Court orders partial release of Dublin child abuse report
The High Court has ruled most of the report of the Dublin Archdiocese Commission of Investigation into the handling by the Catholic Church and State authorities of allegations of suspected child sex abuse by clerics may be published.
However, Mr Justice Paul Gilligan excluded from publication, at least until next May, one chapter of the report related to a particular cleric on grounds it may prejudice criminal proceedings against that cleric. He also directed that some 21 references to the same cleric in other parts of the report should also not be published for now.
The judge adjourned to May 5th next year the issue of whether or not there should be publication then of those parts of the report excluded from publication now.
He said his decision allowing publication of the vast bulk of the report was made after considering and balancing the paramount importance of an accused person’s right to a fair trial, the right of the community to prosecute and the public interest.
Having considered all those factors, he had concluded Chapter 19 and other references in the report to a particular person might prejudice criminal proceedings involving that person and he excluded these from publication until such time as the court directed otherwise.
The judge also noted the Minister for Justice, Equality and Law Reform Dermot Ahern is under a duty to publish the report “as soon as possible”. The report was provided to the Minister by the Commission on July 21st last.
Mr Ahern had applied to the court for directions on publication arising from his concern that publication of some extracts from the report might prejudice criminal proceedings.
Mr Justice Gilligan today gave his reserved judgment on the Minister’s application, made under the Commissions Investigation Act 2004.
The application itself was heard in private on October 1st and 2nd. Four clerics who are defendants in criminal proceedings “relevant to an act or omission in the report” were notice parties to the hearing and the judge heard submissions on their behalf as well as on behalf of the Commission, the Minister, the Director of Public Prosecutions and the Attorney General.
The 2004 Act provides, should the High Court consider publication of all or part of such a report would prejudice criminal proceedings, to direct the report or part of it not be published for a specified period of time. The judge observed the act does not envisage that elements of a report capable of prejudicing criminal proceedings which are pending or in progress should never be published or that the court could permanently censor elements of the report.
He said he had considered it appropriate the application for directions on publication be heard in private and that his decision be delivered in public.
The judge said he had considered the affidavits and submissions in the case and had balanced the “paramount importance” of an accused to a fair trial, the right of the community through the DPP to prosecute and the public interest in the publication of the report.
He could not, in his judgment, set out the specific details of each of the ongoing criminal proceedings involving the notice parties by reason, as submitted by the DPP, of the right of the community to prosecute and the accused persons’ right to a fair trial.
He said he had regard to the nature of the offences which the notice parties were facing in criminal proceedings, the present state of those proceedings and any relevant surrounding circumstances.

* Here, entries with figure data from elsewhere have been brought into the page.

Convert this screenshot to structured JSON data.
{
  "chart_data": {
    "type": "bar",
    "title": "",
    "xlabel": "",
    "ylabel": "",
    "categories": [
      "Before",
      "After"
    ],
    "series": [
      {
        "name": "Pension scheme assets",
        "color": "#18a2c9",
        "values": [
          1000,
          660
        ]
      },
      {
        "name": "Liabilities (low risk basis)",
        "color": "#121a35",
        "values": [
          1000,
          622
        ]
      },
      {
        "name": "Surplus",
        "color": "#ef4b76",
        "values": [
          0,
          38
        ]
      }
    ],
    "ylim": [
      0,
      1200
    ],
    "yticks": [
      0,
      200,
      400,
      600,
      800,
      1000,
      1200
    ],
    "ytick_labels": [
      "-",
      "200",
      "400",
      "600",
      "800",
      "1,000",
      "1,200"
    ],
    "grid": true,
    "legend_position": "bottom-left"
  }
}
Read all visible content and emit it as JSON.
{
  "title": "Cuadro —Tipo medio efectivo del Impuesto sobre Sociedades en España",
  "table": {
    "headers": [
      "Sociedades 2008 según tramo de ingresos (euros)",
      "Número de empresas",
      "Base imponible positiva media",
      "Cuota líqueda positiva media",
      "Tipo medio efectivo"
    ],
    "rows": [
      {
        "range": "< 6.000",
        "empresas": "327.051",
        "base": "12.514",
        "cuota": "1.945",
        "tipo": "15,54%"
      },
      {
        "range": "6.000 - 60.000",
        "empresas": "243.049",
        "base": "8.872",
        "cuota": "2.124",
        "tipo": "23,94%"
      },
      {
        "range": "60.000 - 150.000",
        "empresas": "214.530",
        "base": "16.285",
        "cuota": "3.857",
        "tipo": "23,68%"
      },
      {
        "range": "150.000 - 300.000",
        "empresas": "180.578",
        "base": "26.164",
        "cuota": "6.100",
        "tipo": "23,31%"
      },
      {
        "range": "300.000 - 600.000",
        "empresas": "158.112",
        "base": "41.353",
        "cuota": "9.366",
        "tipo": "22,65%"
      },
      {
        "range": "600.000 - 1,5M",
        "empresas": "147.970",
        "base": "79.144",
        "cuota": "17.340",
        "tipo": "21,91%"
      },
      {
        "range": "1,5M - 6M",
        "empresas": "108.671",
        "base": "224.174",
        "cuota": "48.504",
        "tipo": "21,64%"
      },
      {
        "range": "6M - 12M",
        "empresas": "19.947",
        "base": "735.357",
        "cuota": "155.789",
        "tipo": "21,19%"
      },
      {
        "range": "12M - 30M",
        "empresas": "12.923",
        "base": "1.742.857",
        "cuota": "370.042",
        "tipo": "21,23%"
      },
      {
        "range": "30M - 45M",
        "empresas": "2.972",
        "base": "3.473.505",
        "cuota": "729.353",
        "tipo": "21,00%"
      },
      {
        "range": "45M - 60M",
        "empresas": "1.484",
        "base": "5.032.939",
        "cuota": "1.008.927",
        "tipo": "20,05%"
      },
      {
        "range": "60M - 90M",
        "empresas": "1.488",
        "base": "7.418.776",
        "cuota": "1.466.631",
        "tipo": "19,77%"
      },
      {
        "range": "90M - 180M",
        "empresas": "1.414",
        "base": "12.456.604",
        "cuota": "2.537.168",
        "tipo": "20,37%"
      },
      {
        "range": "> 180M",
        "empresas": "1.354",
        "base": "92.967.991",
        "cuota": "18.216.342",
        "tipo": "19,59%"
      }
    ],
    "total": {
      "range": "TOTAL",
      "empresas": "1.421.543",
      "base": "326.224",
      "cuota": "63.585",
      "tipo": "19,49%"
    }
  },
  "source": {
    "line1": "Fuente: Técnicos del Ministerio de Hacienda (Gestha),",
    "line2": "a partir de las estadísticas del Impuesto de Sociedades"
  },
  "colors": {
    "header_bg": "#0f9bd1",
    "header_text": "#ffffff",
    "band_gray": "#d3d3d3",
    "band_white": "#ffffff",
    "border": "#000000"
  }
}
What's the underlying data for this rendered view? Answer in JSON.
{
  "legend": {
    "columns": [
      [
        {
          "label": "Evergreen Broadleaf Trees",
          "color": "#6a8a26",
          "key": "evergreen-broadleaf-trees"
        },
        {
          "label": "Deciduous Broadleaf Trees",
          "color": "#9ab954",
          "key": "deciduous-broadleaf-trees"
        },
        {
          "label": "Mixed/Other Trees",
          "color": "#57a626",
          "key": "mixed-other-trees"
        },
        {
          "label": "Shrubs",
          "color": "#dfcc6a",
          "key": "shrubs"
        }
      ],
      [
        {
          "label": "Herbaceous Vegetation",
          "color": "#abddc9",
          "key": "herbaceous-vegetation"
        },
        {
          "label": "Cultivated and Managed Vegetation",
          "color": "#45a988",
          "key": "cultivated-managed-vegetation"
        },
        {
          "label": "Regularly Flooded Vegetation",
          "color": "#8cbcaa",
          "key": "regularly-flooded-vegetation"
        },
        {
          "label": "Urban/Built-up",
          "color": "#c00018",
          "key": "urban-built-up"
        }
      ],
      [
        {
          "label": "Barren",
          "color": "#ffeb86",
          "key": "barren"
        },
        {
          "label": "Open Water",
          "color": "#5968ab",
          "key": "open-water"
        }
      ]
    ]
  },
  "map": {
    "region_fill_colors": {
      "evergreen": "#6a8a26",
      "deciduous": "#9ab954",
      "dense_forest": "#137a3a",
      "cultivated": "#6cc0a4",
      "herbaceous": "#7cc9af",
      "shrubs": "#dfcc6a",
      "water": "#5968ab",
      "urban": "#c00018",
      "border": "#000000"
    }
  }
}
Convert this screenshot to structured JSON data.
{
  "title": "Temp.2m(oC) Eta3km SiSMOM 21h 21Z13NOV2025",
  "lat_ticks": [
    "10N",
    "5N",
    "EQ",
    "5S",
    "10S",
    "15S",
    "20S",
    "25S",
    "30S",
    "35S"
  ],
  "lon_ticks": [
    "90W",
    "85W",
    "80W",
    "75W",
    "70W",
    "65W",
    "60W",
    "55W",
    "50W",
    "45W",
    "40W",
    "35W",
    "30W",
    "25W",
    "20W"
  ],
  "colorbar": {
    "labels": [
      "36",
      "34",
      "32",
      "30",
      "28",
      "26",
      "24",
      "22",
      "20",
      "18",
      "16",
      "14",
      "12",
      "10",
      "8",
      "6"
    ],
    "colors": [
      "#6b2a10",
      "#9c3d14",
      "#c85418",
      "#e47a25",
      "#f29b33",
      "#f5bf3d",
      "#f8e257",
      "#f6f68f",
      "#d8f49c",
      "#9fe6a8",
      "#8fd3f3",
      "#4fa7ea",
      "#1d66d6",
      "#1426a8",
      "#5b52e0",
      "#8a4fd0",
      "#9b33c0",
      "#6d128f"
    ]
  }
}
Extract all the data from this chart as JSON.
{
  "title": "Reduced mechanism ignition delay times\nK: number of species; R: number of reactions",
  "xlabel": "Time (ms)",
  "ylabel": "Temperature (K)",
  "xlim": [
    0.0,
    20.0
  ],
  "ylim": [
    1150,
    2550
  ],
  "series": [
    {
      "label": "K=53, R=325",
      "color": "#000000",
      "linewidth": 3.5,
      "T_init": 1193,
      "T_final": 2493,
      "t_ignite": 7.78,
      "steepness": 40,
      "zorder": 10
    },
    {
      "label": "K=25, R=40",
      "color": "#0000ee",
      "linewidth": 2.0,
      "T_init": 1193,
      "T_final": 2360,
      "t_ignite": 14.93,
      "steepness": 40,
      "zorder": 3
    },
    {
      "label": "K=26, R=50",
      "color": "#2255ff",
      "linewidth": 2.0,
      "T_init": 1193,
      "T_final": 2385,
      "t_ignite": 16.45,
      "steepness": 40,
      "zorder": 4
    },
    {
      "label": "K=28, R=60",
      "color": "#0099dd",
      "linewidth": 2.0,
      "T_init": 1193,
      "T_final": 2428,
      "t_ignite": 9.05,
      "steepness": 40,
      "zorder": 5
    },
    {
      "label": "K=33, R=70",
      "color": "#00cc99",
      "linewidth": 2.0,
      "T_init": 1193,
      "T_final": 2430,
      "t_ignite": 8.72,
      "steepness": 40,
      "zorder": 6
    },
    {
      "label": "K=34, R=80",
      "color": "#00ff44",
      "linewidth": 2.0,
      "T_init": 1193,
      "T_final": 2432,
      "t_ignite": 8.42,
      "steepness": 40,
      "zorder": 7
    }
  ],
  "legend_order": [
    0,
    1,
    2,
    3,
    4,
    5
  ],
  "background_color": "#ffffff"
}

He also had regard to the likely trial date in conjunction with all of the material in any way relevant to each notice party and to the general content of the report.
He had also taken into account a trial judge can make appropriate rulings, directions and charge to a jury and the “robustness” of the jury system.
Having considered all those factors, he had concluded a specified part of the report - Chapter 19 - and some 21 references in the body of the report to a particular person might prejudice criminal proceedings and these should not be published until the court directed otherwise. He did not consider any separate direction was required with regard to the various other notice parties.
Having given his decision, the judge heard, in private, submissions as to the form of order to be drawn up. This afternoon, the judge made that order public. It excludes from publications the entire of chapter 19 and some 21 other references in the report, including entire paragraphs, particular sentences and particular words.
He also ordered the notice parties should get their costs, on an agreed basis, against the Minister.
The report was compiled followed an investigation by the Commission into how clerical child sex abuse allegations involving a sample of 46 priests were handled by Catholic Church and State authorities in Dublin between January 1st, 1975, and April 30th, 2004.
On receipt of the report last July, Mr Ahern referred it to the Attorney General who, in turn, advised it be referred to the High Court. In doing so, he said he was anxious the matters dealt with in the report were “put into the public domain as quickly as possible”.
He also expressed concern nothing should be done that would harm the prospects of perpetrators of abuse being brought to justice.